Старухе на вид было лет сто, у нее выпали все зубы, из носа торчал седой волос, но взгляд из-под голых, без ресниц, сухих век был ясен, без старческой мути. Она сразу угадывала, зачем к ней пожаловала робкая девушка или болезненного вида матрона.
Они приходили к ней за погибелью и надеждой, за зельем, изгоняющим плод. Они совершали убийство, оправдывая свое кровавое преступление бедностью или бесчестьем. Одни совершали это с брезгливой поспешностью, будто отмываясь от налипшей грязи, другие – с лицемерным сожалением.
Были и такие, кто приходил к знахарке, будто в аптекарскую лавку, и совершал акт изгнания новой жизни, как очищающую процедуру для переполненного желудка.
Мать мальчика была из последних.
Беременность как неизбежная рутинная хворь, как ноющий на погоду зуб. Она скопила медных денег и стянула с пальца единственный подарок мужа, чтобы купить у старухи лекарство от этой хвори.
Старуха её знала. Она не задавала вопросов. Ей давно наскучили жалобные излияния брошенных невест, совращенных девиц или обнищавших вдов. Все их истории были схожи.

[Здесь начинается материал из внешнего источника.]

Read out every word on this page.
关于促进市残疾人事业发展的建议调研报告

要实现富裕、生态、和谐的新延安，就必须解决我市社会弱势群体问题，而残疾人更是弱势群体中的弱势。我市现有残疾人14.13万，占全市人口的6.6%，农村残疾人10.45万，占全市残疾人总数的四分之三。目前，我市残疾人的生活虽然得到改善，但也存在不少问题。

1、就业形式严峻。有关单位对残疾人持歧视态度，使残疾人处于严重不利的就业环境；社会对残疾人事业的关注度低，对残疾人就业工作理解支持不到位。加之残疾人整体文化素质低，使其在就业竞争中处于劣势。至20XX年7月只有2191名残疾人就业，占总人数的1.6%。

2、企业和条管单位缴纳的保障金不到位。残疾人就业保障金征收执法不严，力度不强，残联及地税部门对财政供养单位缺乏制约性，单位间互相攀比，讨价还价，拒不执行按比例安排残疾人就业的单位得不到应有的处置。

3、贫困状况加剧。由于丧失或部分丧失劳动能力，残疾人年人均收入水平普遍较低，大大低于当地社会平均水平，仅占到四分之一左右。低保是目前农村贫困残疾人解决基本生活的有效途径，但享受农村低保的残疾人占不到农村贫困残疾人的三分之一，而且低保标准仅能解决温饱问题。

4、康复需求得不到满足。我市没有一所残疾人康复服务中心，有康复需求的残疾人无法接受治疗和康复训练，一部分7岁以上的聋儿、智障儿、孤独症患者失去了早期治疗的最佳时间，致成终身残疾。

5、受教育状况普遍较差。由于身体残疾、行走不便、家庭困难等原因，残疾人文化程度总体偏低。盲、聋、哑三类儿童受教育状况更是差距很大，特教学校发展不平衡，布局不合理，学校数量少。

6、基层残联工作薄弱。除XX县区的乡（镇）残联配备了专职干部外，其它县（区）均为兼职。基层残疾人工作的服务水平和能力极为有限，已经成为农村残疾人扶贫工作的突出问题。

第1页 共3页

Их сочинили очень давно, ещё на заре времен, первые обманутые дочери Евы, и с тех пор в эти истории только вписывались имена. Старуха читала эти истории на лицах, бледных, заплаканных, изможденных, испитых, размалеванных, дерзких и прекрасных.
Историю Мюзет она тоже знала. Поредевшие волосы, красные воспалённые веки и свежий кровоподтек. Ее избил случайный любовник, узнав, что она понесла.

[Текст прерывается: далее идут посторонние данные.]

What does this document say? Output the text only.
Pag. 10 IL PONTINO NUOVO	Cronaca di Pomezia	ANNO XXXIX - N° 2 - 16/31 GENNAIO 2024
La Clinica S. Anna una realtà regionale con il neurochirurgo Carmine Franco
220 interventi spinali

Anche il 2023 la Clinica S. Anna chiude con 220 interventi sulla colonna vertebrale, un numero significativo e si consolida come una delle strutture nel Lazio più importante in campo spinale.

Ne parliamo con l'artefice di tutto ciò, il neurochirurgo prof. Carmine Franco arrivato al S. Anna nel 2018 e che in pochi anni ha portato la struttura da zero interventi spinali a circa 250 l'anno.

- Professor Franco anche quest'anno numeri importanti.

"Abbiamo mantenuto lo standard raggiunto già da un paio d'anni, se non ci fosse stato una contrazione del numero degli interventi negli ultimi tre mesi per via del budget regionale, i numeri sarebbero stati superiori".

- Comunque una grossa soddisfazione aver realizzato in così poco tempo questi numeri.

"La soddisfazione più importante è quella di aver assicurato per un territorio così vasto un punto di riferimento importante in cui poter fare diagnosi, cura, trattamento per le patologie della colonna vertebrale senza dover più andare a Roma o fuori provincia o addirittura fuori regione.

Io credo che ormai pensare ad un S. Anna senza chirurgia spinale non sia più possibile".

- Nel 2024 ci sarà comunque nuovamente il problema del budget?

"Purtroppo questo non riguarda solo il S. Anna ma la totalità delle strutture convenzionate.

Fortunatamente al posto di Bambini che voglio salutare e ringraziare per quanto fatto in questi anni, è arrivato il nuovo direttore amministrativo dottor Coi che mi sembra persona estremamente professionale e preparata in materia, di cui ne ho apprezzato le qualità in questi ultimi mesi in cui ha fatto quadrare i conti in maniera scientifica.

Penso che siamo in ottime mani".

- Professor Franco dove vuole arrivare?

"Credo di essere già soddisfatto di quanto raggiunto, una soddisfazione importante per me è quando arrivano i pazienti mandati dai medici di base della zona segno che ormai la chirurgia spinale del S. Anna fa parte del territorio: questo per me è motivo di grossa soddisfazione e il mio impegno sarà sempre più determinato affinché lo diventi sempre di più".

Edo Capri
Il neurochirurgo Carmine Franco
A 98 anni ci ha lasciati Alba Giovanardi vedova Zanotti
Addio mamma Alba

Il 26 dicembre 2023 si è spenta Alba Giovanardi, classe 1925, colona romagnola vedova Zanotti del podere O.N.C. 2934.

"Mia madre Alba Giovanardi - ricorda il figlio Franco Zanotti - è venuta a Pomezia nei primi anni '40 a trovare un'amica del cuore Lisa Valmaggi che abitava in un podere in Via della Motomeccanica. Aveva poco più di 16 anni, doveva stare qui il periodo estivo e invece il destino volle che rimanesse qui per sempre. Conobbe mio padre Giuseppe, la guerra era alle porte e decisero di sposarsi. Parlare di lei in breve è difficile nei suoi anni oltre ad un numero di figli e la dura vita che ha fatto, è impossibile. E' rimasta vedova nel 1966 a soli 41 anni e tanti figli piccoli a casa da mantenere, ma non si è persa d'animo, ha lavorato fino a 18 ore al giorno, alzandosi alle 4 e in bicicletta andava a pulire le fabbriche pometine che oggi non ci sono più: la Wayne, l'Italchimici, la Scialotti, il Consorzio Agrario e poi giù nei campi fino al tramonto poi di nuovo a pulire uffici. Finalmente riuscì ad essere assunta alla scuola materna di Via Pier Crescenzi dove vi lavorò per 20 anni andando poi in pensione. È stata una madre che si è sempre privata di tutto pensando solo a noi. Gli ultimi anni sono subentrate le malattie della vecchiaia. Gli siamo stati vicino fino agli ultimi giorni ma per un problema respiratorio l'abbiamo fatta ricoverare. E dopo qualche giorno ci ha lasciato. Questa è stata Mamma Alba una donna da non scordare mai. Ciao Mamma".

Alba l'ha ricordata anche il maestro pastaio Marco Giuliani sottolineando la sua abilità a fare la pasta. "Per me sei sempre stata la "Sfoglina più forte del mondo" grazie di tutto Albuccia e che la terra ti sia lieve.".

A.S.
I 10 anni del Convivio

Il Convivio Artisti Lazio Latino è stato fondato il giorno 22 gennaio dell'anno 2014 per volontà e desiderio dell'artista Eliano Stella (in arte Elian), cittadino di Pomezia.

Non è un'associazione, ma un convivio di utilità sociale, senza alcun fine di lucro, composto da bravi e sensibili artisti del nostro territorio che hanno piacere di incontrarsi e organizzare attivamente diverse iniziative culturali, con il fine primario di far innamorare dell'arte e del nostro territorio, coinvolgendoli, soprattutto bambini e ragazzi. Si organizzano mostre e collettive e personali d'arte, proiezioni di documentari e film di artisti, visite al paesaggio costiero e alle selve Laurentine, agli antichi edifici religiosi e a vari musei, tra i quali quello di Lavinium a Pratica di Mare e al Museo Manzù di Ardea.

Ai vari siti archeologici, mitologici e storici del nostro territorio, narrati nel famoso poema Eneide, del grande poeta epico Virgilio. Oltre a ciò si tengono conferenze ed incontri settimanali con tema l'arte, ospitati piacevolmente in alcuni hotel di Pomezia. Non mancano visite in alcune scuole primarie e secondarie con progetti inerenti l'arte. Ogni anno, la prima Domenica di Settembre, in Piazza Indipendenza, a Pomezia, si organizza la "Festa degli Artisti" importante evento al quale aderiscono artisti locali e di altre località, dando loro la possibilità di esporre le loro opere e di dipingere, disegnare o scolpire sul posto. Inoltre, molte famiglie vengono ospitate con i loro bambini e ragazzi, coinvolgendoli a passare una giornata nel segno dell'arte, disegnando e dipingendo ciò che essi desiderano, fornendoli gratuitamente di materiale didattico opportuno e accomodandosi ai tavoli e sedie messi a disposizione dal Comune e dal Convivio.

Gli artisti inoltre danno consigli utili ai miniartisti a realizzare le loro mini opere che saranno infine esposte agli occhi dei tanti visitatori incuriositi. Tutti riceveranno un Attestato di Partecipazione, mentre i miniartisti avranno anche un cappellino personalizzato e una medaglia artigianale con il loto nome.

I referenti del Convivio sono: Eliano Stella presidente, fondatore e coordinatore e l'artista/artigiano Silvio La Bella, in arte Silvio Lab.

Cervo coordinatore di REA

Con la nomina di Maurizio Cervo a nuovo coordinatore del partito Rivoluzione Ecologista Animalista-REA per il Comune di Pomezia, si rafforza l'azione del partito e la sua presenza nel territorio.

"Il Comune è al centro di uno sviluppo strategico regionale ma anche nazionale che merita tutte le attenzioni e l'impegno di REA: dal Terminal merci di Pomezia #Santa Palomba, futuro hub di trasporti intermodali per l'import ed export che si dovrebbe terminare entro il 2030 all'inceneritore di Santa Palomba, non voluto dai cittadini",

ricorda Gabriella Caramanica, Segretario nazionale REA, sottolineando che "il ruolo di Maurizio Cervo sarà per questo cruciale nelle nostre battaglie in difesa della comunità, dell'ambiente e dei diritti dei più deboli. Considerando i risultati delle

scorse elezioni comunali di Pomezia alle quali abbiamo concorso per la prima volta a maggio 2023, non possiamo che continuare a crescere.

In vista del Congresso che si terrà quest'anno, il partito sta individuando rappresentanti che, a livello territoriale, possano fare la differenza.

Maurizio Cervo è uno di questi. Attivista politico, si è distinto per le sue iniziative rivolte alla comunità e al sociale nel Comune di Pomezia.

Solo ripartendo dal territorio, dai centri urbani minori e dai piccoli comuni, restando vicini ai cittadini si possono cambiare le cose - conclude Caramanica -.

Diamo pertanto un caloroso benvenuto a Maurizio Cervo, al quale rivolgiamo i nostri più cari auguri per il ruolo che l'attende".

Обнаружив последствия, женщина пришла за зельем, чтобы заткнуть ещё не родившийся лишний рот. Судьба зачатого в пьяном угаре мальчика была — обратиться в кровавый бесформенный комок, который сольют в сточную канаву вместе с помоями, если бы не случай.
В тот же вечер, вернувшись от знахарки, его будущая мать помирилась со своим сердечным дружком и на радостях позабыла о купленной склянке.

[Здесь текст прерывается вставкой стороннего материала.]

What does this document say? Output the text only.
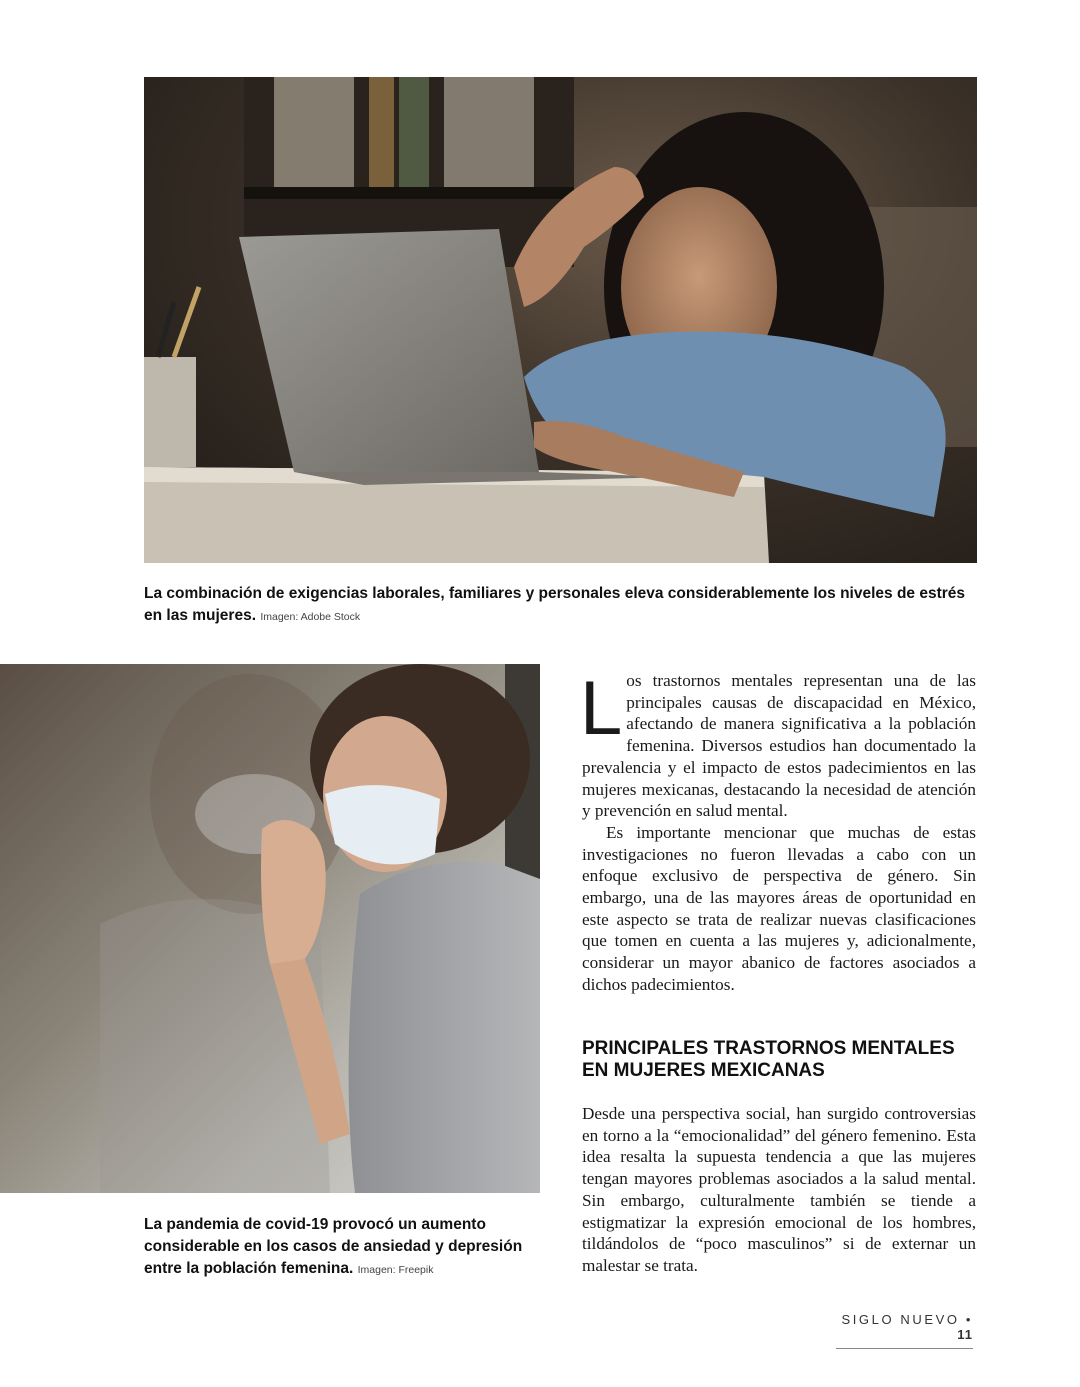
La combinación de exigencias laborales, familiares y personales eleva considerablemente los niveles de estrés en las mujeres. Imagen: Adobe Stock
La pandemia de covid-19 provocó un aumento considerable en los casos de ansiedad y depresión entre la población femenina. Imagen: Freepik

Los trastornos mentales representan una de las principales causas de discapacidad en México, afectando de manera significativa a la población femenina. Diversos estudios han documentado la prevalencia y el impacto de estos padecimientos en las mujeres mexicanas, destacando la necesidad de atención y prevención en salud mental.

Es importante mencionar que muchas de estas investigaciones no fueron llevadas a cabo con un enfoque exclusivo de perspectiva de género. Sin embargo, una de las mayores áreas de oportunidad en este aspecto se trata de realizar nuevas clasificaciones que tomen en cuenta a las mujeres y, adicionalmente, considerar un mayor abanico de factores asociados a dichos padecimientos.

PRINCIPALES TRASTORNOS MENTALES EN MUJERES MEXICANAS

Desde una perspectiva social, han surgido controversias en torno a la “emocionalidad” del género femenino. Esta idea resalta la supuesta tendencia a que las mujeres tengan mayores problemas asociados a la salud mental. Sin embargo, culturalmente también se tiende a estigmatizar la expresión emocional de los hombres, tildándolos de “poco masculinos” si de externar un malestar se trata.

SIGLO NUEVO • 11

Зелье было действенным только на самых ранних сроках, когда плод еще не оформился и легко превращался в каплю слизи, но пару недель спустя яд становился бесполезен, как микстура от кашля.
Оргия примирения длилась несколько дней. Поздравить косоглазую Мюзет и бочара Жана пришли его соратники по ремеслу, а товарки Мюзет прихватили круг сыра и вяленых окуней, пованивавших и потому проданных по денье за штуку.
Мюзет, играя в новобрачную, позабыла о зреющем под сердцем нежеланном подарке. Когда кончилось дешевое каберне и похмелье завладело языком бронзовых колоколов где-то в затылке, где их было не унять, женщина вдруг припомнила, что ходила к ведьме и принесла склянку.
Среди обглоданных куриных костей, рыбьих скелетов и грязных оловянных мисок она нашла то, что искала.
Склянка была наполовину пуста, ибо кто-то из гостей пытался хлебнуть темной густой жидкости вместо вина. Но запах отпугнул мародера. Часть снадобья еще оставалась внутри.
Мюзет сильно мутило, но она заставила себя выпить до капли. Через какое-то время её стошнило. Но она сочла этот признак за благотворный и повалилась спать.
В углу большой грязной комнаты таращили голодные глаза две подросшие девочки и большеголовый мальчик, который так и не научился ходить.
Косоглазая Мюзет не тревожилась, ибо снадобье старухи славилось в квартале Сите, за ним посылали даже из больницы Св. Луи или Отель-Дьё.
Ребёнок не мог выжить в отравленной утробе матери. И даже слегка округлившейся живот она отнесла за счет краткого эфемерного благополучия, которое обрела с новым мужем.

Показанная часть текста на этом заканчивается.